Chereads / Jaded & other romances / Chapter 39 - Koshiro 2.2

Chapter 39 - Koshiro 2.2

"Game set!" Kenji announced.

Hiro got out of the pool and put on a robe from a pool chair to cover his body. At first, I thought he might be bothered by the windy environment, but it became clear that he was trying to hide his little secret from me. I tried to avoid looking at his torso as I strolled over to congratulate him.

"Hey! You beat him by about half a lap! I didn't know you're such a good swimmer," I praised.

"What are you being so cheerful for?" he combed his hair back.

"Uh… I mean you won, aren't you happy about that?"

"Heh… he knew I would easily win the race."

"Oh," I was stumped.

"Now it's your turn."

"Wait, what?!"

'You heard me. 5 laps. Go!'

'Huh?!?!'

So, he hadn't forgotten about making me do my cardio. I thought he might have let me off the hook this time, but I guess he was serious about our training. I gave him a pitiful look; hoping he would cut me some slack after my intense workout. He responded with a pout and tried to look away from my face. I continued to pester him for another couple minutes until Tadashi walked over to us.

"Don't push your girlfriend too hard on her first day," he put his hand on Hiro's shoulder before disappearing into the house.

My friend sighed and held up three fingers, "happy? Go quick, before I change my mind."

"Yes, Boss!"

I smiled with satisfaction and pranced away to get changed. The first lap was a walk in the park, but every subsequent laps after were hell. My limbs started to cramp just before I finished my last one. I hadn't put much thought into it, but I decided to take a break in the middle of the pool.

By break I meant floating on the water facing down. It seemed like a legit and logical answer to my problem, but I hadn't put into consideration what people around me might think.

I took my sweet time relaxing my muscles after straining them. I emptied my mind to decrease my metabolic activity so that I could hold my breath longer. Suddenly I felt my body getting hauled to the edge of the pool.

"What the h*ck?" I spat as I looked up.

"Are you okay?" Hiro held onto my waist.

"Yeah, why were you carrying me? I still have half a lap to go."

"What?"

"Oh, right. No, I wasn't drowning. I'm sorry to worry you like that. Hehe…" I laughed awkwardly.

He stared at me like I was crazy, that was when I noticed that what I did was not a common response towards fatigue.

"I used to do this thing where I just lay and rest in the middle of the water to prevent my muscles from cramping. Sorry if I scared you."

"I thought you were trying to pull a prank on me, but you didn't move 2 whole minutes!"

"Well, I can hold my breath for 5 minutes if you're concerned," I scratched my cheek.

He finally let go of me and sulked by a corner of the pool with his hands crossed. His head was resting on his arm as he gazed longingly at the tennis court. I felt kind of bad for making him worry about me all the time.

I knew he didn't want to show his affection or concern outwardly and I understood that it might be embarrassing for him to do so with his family witnessing his soft side. We weren't even dating.

I swam across and wrapped my arms loosely around his neck to use him as a ladder, "are you mad at me?"

My sudden interruption made him frozen in place as his cheeks began to flush brighter and brighter, "w-what are you doing?"

"Hmm…? Well, you can carry me around the pool if it makes you feel better. I know you like to be helpful to me. Sorry that I scared you like that, but you don't have to worry about me, I can take care of myself."

He held my hands softly and mumbled, "I just don't want you to get hurt because of me."

'Huh?"

'Forget it," he unlatched my hands of him like a shirt button.

Hiro got out of the pool and put on his robe before entering his quarter.
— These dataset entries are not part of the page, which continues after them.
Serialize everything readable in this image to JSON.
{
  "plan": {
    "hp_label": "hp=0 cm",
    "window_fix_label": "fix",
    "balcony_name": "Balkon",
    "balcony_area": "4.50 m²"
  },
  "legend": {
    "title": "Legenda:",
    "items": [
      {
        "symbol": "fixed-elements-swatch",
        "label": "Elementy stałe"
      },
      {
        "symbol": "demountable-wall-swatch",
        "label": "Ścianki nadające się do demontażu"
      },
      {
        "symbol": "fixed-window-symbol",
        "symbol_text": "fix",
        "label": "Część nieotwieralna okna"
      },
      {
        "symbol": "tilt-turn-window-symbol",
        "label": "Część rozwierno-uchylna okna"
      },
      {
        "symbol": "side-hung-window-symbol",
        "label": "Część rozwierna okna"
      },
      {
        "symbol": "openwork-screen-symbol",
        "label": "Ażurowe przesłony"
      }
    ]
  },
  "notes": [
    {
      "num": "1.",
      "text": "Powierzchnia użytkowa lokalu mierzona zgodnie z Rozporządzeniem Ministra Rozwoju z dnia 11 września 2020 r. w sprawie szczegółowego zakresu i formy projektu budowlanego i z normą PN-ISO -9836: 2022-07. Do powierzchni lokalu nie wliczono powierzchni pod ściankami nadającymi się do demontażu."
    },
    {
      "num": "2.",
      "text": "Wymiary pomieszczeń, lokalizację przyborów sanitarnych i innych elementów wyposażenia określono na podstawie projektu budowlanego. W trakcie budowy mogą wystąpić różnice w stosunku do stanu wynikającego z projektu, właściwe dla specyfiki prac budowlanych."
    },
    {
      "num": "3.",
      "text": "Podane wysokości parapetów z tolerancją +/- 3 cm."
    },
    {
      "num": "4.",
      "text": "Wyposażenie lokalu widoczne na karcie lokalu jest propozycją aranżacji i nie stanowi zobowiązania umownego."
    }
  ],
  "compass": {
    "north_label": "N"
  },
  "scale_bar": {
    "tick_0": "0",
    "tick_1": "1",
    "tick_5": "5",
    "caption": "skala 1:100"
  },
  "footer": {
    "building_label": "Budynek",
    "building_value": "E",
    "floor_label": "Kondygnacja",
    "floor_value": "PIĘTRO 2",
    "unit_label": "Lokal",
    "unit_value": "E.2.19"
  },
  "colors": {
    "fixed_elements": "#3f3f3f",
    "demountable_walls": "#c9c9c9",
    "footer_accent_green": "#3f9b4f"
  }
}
I watched him walk away silently and wondered if I offended him with my words or action.

"Don't agitate him like. The boy's shy," Kenji stood behind me.

"Ah! God, you scared me."

"Sorry. I'm just saying that he's not used to such forward approach from a girl."

"Uh… What do you mean?"

"Gosh, you're even more dense than an Iridium,' he facepalmed. "He's not as calm and collected as you might think. Just give him some time to get used to it."

"It?"

"He's not used to being cuddly. I assumed you two haven't even kissed, right?"

"Eh? What?!' the realization just hit me. 'I-I didn't mean to…we're not dating! It's just a misunderstanding! I swear!"

"Hahaha… Young love," Kenji headed into the house; leaving me alone in the huge pool.

I wanted to slap myself for being so foolish and insensitive. What was I thinking? I didn't have the intention to tease him or make a suggestive move. Now I started to overthink about what my friend might thought of me. Would he think that I was being sleazy? I got out of the pool and dried myself with a spare towel before getting in the shower in my guest room.

I spent about half an hour mindlessly scrubbing the chlorine out of my hair while making up imaginary scenario of what I was supposed to say to Hiro. Should I apologize for being ignorant despite knowing his feelings towards me. Did I offend him by making it seem like his heroism was childish? Oh God! I hated confrontations and feeling guilty.